Наконец этот изувер, более-менее нормальным голосом негромко говорит:
— Немедленно покиньте мой корабль!
— О Боже! Ну и компашка! — стону, когда держа под мышкой мольберт, вхожу к Старику, чтобы доложить о прибытии в расположение.
— Чего ты так? — удивляется тот.
— Свара — мать их так…
— С кем?
— С командиром минного прорывателя, там внизу, в доке. Ты его знаешь?
— Не имел удовольствия. Сядь и передохни. Не понимаю, чего ты кипишь?
Но меня уже понесло!
— Что тут понимать, ради всего святого? Вообще-то я хотел бы знать, что такого секретного на этом пароходике? Сотни французов каждый день могут спокойно его сфотографировать — из сотни окон он как на ладони. Кого интересует это корыто?
— Наплюй и разотри! — машет рукой Старик, — эти господа просто не в форме.
— Так я что, каждый раз увидев перед собой в бухте десятки кораблей, которые собираюсь рисовать, должен докладывать о себе каждому из капитанов?!
— Жизнь жестокая штука! — только и отвечает Старик.
Мелькает мысль: Чертовски повезло еще, что я был в форме офицера, иначе Бог знает, что мог бы сделать со мной тот красномордый толстяк….
— А жаль, что он тебя не заковал в кандалы, — смеясь, произносит Старик.
— Да судя по всему, он был уже на грани этого! — парирую напыщенно.
Старику посылаю такую саркастическую усмешку, которую он мог увидеть лишь у своего зампотылу.

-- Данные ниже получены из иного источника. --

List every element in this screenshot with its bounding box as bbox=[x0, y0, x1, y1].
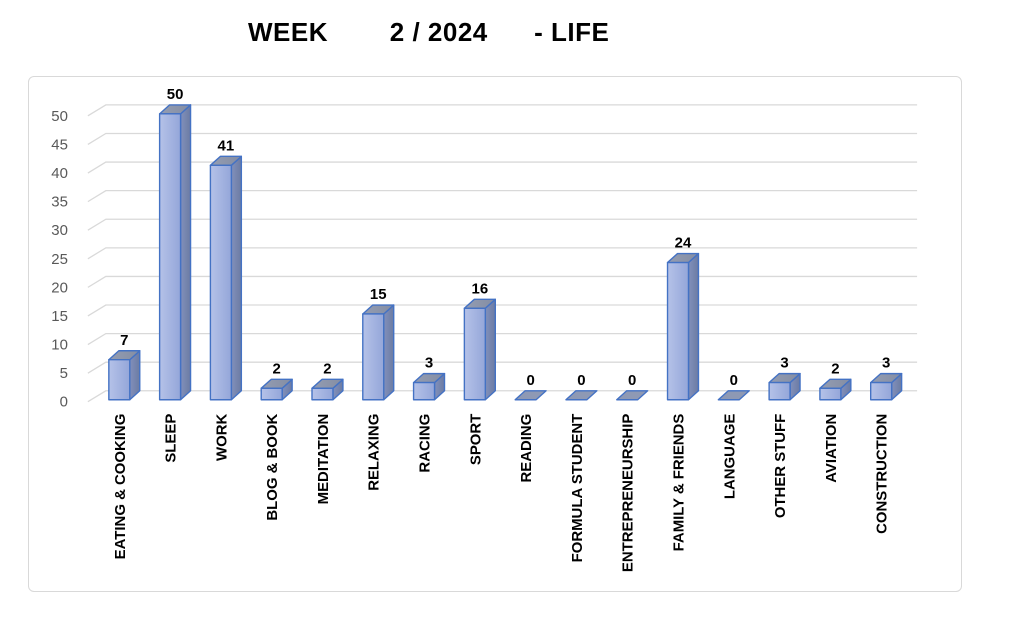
gridline bbox=[87, 361, 918, 374]
y-axis-tick-label: 40 bbox=[51, 165, 68, 182]
gridline bbox=[87, 304, 918, 317]
bar-side-face bbox=[484, 298, 496, 401]
data-label: 0 bbox=[730, 372, 738, 389]
bar-relaxing[interactable] bbox=[362, 304, 395, 401]
bar-entrepreneurship[interactable] bbox=[616, 390, 649, 401]
data-label: 24 bbox=[675, 235, 692, 252]
bar-eating-cooking[interactable] bbox=[108, 350, 141, 401]
bar-zero-face bbox=[565, 390, 598, 401]
bar-zero-face bbox=[514, 390, 547, 401]
bar-side-face bbox=[383, 304, 395, 401]
data-label: 3 bbox=[780, 355, 788, 372]
bar-zero-face bbox=[616, 390, 649, 401]
bar-meditation[interactable] bbox=[311, 378, 344, 401]
data-label: 2 bbox=[273, 360, 281, 377]
y-axis-tick-label: 0 bbox=[60, 394, 68, 411]
bar-racing[interactable] bbox=[412, 372, 446, 401]
bar-front-face bbox=[768, 381, 791, 401]
y-axis-tick-label: 30 bbox=[51, 222, 68, 239]
y-axis-tick-label: 25 bbox=[51, 251, 68, 268]
category-label-aviation: AVIATION bbox=[823, 414, 840, 483]
y-axis-tick-label: 50 bbox=[51, 108, 68, 125]
gridline bbox=[87, 218, 918, 231]
bar-side-face bbox=[179, 104, 192, 401]
category-label-reading: READING bbox=[518, 414, 535, 483]
data-label: 3 bbox=[882, 355, 890, 372]
bar-front-face bbox=[209, 164, 233, 401]
category-label-sleep: SLEEP bbox=[163, 414, 180, 463]
data-label: 0 bbox=[628, 372, 636, 389]
gridline bbox=[87, 161, 918, 174]
category-label-meditation: MEDITATION bbox=[315, 414, 332, 505]
bar-side-face bbox=[687, 252, 700, 401]
data-label: 3 bbox=[425, 355, 433, 372]
category-label-work: WORK bbox=[213, 413, 230, 460]
y-axis-tick-label: 35 bbox=[51, 194, 68, 211]
gridlines bbox=[87, 104, 918, 403]
bar-front-face bbox=[412, 381, 436, 401]
bar-series bbox=[108, 104, 903, 401]
bar-work[interactable] bbox=[209, 155, 243, 401]
bar-front-face bbox=[463, 307, 487, 401]
y-axis: 0 5 10 15 20 25 30 35 40 45 50 bbox=[51, 108, 68, 411]
gridline bbox=[87, 275, 918, 288]
bar-family-friends[interactable] bbox=[666, 252, 700, 401]
category-label-racing: RACING bbox=[417, 414, 434, 473]
bar-construction[interactable] bbox=[869, 372, 903, 401]
bar-front-face bbox=[158, 113, 182, 401]
category-label-eating-cooking: EATING & COOKING bbox=[112, 414, 129, 560]
gridline bbox=[87, 104, 918, 117]
data-label: 7 bbox=[120, 332, 128, 349]
bar-sport[interactable] bbox=[463, 298, 496, 401]
data-labels: 7 50 41 2 2 15 3 16 0 0 0 24 0 3 2 3 bbox=[120, 86, 890, 389]
gridline bbox=[87, 132, 918, 145]
data-label: 0 bbox=[526, 372, 534, 389]
bar-front-face bbox=[819, 387, 842, 401]
y-axis-tick-label: 10 bbox=[51, 337, 68, 354]
bar-front-face bbox=[260, 387, 283, 401]
gridline bbox=[87, 332, 918, 346]
bar-front-face bbox=[311, 387, 334, 401]
category-label-language: LANGUAGE bbox=[721, 414, 738, 499]
gridline bbox=[87, 247, 918, 260]
data-label: 2 bbox=[831, 360, 839, 377]
y-axis-tick-label: 45 bbox=[51, 136, 68, 153]
bar-formula-student[interactable] bbox=[565, 390, 598, 401]
bar-reading[interactable] bbox=[514, 390, 547, 401]
y-axis-tick-label: 5 bbox=[60, 365, 68, 382]
bar-front-face bbox=[362, 313, 385, 401]
data-label: 0 bbox=[577, 372, 585, 389]
chart-title: WEEK 2 / 2024 - LIFE bbox=[248, 17, 610, 47]
category-label-construction: CONSTRUCTION bbox=[874, 414, 891, 534]
category-label-blog-book: BLOG & BOOK bbox=[264, 413, 281, 520]
x-axis-labels: EATING & COOKING SLEEP WORK BLOG & BOOK MEDI… bbox=[112, 413, 891, 572]
bar-other-stuff[interactable] bbox=[768, 372, 801, 401]
category-label-sport: SPORT bbox=[467, 414, 484, 465]
bar-blog-book[interactable] bbox=[260, 378, 293, 401]
category-label-formula-student: FORMULA STUDENT bbox=[569, 414, 586, 563]
bar-front-face bbox=[869, 381, 893, 401]
chart-plot[interactable]: 0 5 10 15 20 25 30 35 40 45 50 7 50 41 2 2 15 3 16 0 0 0 24 0 3 2… bbox=[29, 77, 961, 591]
category-label-family-friends: FAMILY & FRIENDS bbox=[670, 414, 687, 552]
bar-zero-face bbox=[717, 390, 750, 401]
bar-front-face bbox=[666, 261, 690, 401]
category-label-relaxing: RELAXING bbox=[366, 414, 383, 491]
data-label: 16 bbox=[472, 280, 489, 297]
data-label: 2 bbox=[323, 360, 331, 377]
y-axis-tick-label: 20 bbox=[51, 279, 68, 296]
gridline bbox=[87, 190, 918, 203]
category-label-entrepreneurship: ENTREPRENEURSHIP bbox=[620, 414, 637, 572]
bar-side-face bbox=[230, 155, 243, 401]
chart-area[interactable]: 0 5 10 15 20 25 30 35 40 45 50 7 50 41 2 2 15 3 16 0 0 0 24 0 3 2… bbox=[28, 76, 962, 592]
bar-front-face bbox=[108, 359, 131, 401]
bar-sleep[interactable] bbox=[158, 104, 192, 401]
bar-language[interactable] bbox=[717, 390, 750, 401]
bar-aviation[interactable] bbox=[819, 378, 852, 401]
y-axis-tick-label: 15 bbox=[51, 308, 68, 325]
data-label: 50 bbox=[167, 86, 184, 103]
data-label: 15 bbox=[370, 286, 387, 303]
data-label: 41 bbox=[218, 137, 235, 154]
category-label-other-stuff: OTHER STUFF bbox=[772, 414, 789, 518]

Капитан минного прорывателя пробудил во мне воспоминания о других извергах и придурках. Более всего о Глюкштадте. Та еще травма!

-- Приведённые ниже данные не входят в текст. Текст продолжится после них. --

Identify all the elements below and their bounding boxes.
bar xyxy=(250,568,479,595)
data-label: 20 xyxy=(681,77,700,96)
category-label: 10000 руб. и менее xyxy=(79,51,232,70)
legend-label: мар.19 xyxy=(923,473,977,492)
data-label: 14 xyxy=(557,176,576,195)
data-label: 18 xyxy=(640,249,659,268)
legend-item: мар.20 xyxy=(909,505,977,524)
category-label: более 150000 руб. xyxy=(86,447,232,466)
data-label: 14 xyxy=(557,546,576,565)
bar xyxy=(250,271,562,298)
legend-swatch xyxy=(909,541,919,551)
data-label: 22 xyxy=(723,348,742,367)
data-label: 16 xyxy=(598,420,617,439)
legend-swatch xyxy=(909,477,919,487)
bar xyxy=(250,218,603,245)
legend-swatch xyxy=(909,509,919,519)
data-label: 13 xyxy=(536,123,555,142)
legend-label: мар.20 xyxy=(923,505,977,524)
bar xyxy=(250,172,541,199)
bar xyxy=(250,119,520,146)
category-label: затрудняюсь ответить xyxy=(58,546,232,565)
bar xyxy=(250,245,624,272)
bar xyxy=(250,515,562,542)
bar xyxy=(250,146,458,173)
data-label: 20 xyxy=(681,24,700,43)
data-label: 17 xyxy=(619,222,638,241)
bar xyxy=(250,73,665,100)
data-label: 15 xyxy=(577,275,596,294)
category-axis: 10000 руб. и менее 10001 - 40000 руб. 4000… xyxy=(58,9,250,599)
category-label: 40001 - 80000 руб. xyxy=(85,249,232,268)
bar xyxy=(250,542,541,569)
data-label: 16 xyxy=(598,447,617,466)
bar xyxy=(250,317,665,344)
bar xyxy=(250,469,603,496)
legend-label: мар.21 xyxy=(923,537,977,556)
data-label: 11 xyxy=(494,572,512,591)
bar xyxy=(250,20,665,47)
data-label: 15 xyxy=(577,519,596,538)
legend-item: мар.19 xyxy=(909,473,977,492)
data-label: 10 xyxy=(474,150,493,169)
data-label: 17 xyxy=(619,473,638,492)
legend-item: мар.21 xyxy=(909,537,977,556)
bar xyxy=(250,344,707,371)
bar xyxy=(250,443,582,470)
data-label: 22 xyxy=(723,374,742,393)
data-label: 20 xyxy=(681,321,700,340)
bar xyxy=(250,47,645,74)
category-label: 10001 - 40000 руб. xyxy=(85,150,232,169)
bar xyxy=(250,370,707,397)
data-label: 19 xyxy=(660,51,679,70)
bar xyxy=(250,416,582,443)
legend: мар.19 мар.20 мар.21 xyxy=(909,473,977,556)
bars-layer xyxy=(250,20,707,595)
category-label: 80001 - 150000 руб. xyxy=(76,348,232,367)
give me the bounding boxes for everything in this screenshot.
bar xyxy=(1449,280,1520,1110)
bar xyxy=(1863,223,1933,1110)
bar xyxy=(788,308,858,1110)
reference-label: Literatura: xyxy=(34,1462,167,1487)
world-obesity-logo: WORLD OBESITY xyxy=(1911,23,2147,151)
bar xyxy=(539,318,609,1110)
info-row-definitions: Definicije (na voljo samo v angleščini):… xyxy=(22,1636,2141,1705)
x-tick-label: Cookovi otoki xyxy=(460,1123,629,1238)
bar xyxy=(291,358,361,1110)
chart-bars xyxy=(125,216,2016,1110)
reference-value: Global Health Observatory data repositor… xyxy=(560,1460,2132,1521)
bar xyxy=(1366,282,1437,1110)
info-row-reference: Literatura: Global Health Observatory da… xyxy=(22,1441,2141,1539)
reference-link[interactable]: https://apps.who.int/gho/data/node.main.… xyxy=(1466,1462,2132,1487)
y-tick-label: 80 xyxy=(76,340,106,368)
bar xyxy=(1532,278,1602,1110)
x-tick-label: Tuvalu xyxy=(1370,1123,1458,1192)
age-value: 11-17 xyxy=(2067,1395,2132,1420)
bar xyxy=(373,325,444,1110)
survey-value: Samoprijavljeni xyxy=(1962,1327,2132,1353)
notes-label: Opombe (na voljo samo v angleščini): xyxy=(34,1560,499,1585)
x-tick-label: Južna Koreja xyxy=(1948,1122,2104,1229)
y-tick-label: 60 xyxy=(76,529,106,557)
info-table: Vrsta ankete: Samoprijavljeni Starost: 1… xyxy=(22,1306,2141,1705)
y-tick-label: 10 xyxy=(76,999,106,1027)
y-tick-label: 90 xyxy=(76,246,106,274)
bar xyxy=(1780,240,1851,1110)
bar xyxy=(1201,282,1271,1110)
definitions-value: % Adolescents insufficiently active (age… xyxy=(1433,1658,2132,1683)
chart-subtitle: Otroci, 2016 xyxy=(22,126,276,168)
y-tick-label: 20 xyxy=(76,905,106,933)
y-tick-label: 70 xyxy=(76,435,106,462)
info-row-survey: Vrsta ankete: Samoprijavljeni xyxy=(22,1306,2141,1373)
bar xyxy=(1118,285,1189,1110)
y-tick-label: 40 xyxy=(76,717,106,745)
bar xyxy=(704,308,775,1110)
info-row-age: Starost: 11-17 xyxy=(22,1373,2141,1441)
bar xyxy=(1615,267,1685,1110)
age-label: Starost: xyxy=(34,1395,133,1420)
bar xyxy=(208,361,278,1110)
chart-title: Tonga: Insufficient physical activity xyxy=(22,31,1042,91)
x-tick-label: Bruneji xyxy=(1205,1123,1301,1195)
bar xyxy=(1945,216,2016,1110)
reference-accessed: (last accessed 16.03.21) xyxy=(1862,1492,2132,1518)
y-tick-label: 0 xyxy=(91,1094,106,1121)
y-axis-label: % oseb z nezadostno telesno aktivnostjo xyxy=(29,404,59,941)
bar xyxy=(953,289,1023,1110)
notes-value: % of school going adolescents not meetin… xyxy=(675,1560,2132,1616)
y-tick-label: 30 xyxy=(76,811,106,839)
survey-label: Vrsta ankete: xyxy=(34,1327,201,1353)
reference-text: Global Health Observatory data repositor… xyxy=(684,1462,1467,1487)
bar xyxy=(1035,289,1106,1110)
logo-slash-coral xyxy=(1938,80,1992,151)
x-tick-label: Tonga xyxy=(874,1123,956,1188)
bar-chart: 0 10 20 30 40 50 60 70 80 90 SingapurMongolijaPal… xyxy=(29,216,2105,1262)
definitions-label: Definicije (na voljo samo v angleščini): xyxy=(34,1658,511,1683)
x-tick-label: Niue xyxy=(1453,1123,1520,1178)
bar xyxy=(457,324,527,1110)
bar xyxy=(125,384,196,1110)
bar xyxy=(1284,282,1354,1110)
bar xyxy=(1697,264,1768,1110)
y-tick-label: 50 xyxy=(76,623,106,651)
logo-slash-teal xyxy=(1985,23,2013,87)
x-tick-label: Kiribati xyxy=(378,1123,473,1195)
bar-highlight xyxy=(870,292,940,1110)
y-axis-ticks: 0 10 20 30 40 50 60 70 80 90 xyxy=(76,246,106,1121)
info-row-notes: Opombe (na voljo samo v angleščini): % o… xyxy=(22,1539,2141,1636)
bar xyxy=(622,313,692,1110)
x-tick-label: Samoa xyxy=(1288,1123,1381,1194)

От сильной бессонницы я почти свихнулся. Вот было бы здорово связкой гранат поднять на воздух это «военно-морское точило»! Однако, где найти на все это смелость?
Я частица этого до крови истерзанного, но управляемого стада.
Эти придиры всегда придумывали все новые, особые мероприятия и способы их проведения, лишь бы лишить нас сна: ночные тревоги и ночные марш-броски с полной выкладкой, дежурство на КПП, противовоздушная вахта в казарме, противовоздушная вахта в недостроенном военно-морском госпитале…. И все это пока мы полностью не валились с ног от всех этих вахт и нарядов. Иногда, во время наряда по госпиталю можно было посидеть — на гробах. Там весь чердак, до самого верха, был уставлен гробами. Гробы стояли на гробах штабелями. В этом недостроенном госпитале еще не было медоборудования, стены и двери были не покрашены, зато уже был готов запас гробов. Сырая ель, лишь слегка покрытая темно-коричневой морилкой.
Эта картина горы гробов и сейчас поднимает во мне волну жалости к самому себе. Столько гробов было ничем иным как насмешкой над Глюкштадтом.
Вижу себя неуклюже, словно на ходулях, выхаживающим по плацу. Сплошное недоразумение! При этом держу предплечья под углом, а ладони повернуты вверх: так я несу воображаемую подушечку для орденов перед животом. Передо мной так же, по журавлиному вскидывая ноги, идет курсант, представляющий собой лошадь. Вокруг нас носится боцман с секундомером в руке и орет мне в ухо, что я делаю в минуту пять лишних шагов:
— Приказано делать медленнее похоронный шаг, ты, кретин!
А мы уже шесть часов на этом чертовом плацу, со всей выкладкой, тренируемся. Упражнение называется: «Сопровождение проводов покойника». Двумя часами ранее я сам был лошадью. Затем мы поменялись. И так все время, в то время, как в Гамбурге на счету была каждая пара рук.